I was told an interesting fact that quadratic reciprocity follows from the modularity of the theta function $\theta(z) = \sum_{n \in \mathbb{Z}}e^{2\pi in^{2}z}$:
$$\theta(\gamma z) = \left(\frac{c}{d}\right)\epsilon_{d}^{-1}(cz+d)^{1/2}\theta(z)$$
where $\gamma = \begin{pmatrix} a & b \\\ c & d \end{pmatrix} \in \Gamma_{0}(4)$, $\left(\frac{c}{d}\right)$ is the extended Jacobi symbol, and $\epsilon_{d}$ is the normalized Gauss sum attached to the quadratic character $(-/d)$. The idea is to set $z = -p/q+\epsilon$ and let $\epsilon > 0$. From this one get's the Landsberg-Schaar relation $$\frac{1}{\sqrt{p}}\sum_{n = 0}^{p-1}e^{\frac{2\pi in^{2}q}{p}} = \frac{e^{\pi i/4}}{\sqrt{2q}}\sum_{n = 0}^{2q-1}e^{-\frac{\pi in^{2}p}{2q}}.$$ When $q = 1$ we get Gauss's evaulation of the quadratic gauss sum and quadratic reciprocity can be proven from this (this was the original post this).
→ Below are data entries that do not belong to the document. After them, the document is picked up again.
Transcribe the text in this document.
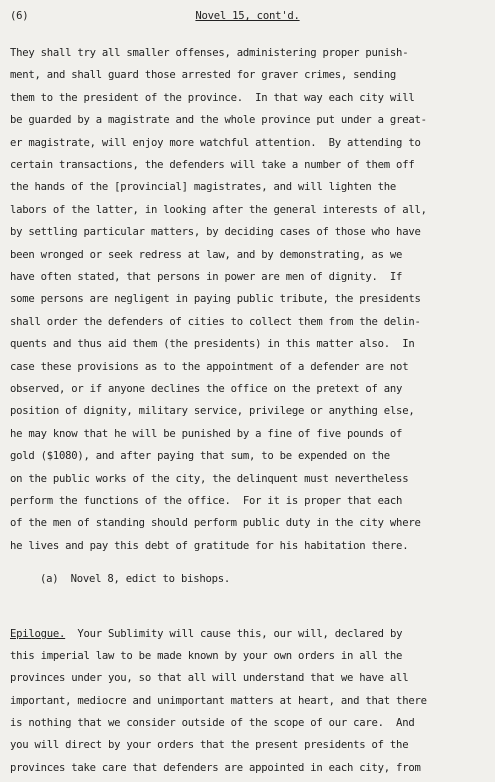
(6)	Novel 15, cont'd.
They shall try all smaller offenses, administering proper punish-
ment, and shall guard those arrested for graver crimes, sending
them to the president of the province.  In that way each city will
be guarded by a magistrate and the whole province put under a great-
er magistrate, will enjoy more watchful attention.  By attending to
certain transactions, the defenders will take a number of them off
the hands of the [provincial] magistrates, and will lighten the
labors of the latter, in looking after the general interests of all,
by settling particular matters, by deciding cases of those who have
been wronged or seek redress at law, and by demonstrating, as we
have often stated, that persons in power are men of dignity.  If
some persons are negligent in paying public tribute, the presidents
shall order the defenders of cities to collect them from the delin-
quents and thus aid them (the presidents) in this matter also.  In
case these provisions as to the appointment of a defender are not
observed, or if anyone declines the office on the pretext of any
position of dignity, military service, privilege or anything else,
he may know that he will be punished by a fine of five pounds of
gold ($1080), and after paying that sum, to be expended on the
on the public works of the city, the delinquent must nevertheless
perform the functions of the office.  For it is proper that each
of the men of standing should perform public duty in the city where
he lives and pay this debt of gratitude for his habitation there.
(a)  Novel 8, edict to bishops.
Epilogue.  Your Sublimity will cause this, our will, declared by
this imperial law to be made known by your own orders in all the
provinces under you, so that all will understand that we have all
important, mediocre and unimportant matters at heart, and that there
is nothing that we consider outside of the scope of our care.  And
you will direct by your orders that the present presidents of the
provinces take care that defenders are appointed in each city, from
I'm curious about the converse question so to speak. That is, what can you prove about the theta function from quadratic reciprocity. I think it boils down to that the nebentypus
$$\left(\frac{c}{d}\right)\epsilon_{d}^{-1}$$
is a homomorphism. So if $\gamma' = \begin{pmatrix} a' & b' \\\ c' & d' \end{pmatrix}$ then this is equivalent to showing
$$\left(\frac{c'a+d'c}{c'b+d'd}\right)\epsilon_{d'd}^{-1} = \left(\frac{c'}{d'}\right)\left(\frac{c}{d}\right)\epsilon_{d'}^{-1}\epsilon_{d}^{-1}$$
because $c$ and $c'$ are equivalent to $0$ modulo $4$.
I've played around with this a lot and I can't seem to reduce it to quadratic reciprocity. Adding a multiple of the bottom of the symbol on the left to the top component doesnt do much because there is no information relating the primed letters to the nonprimed letters.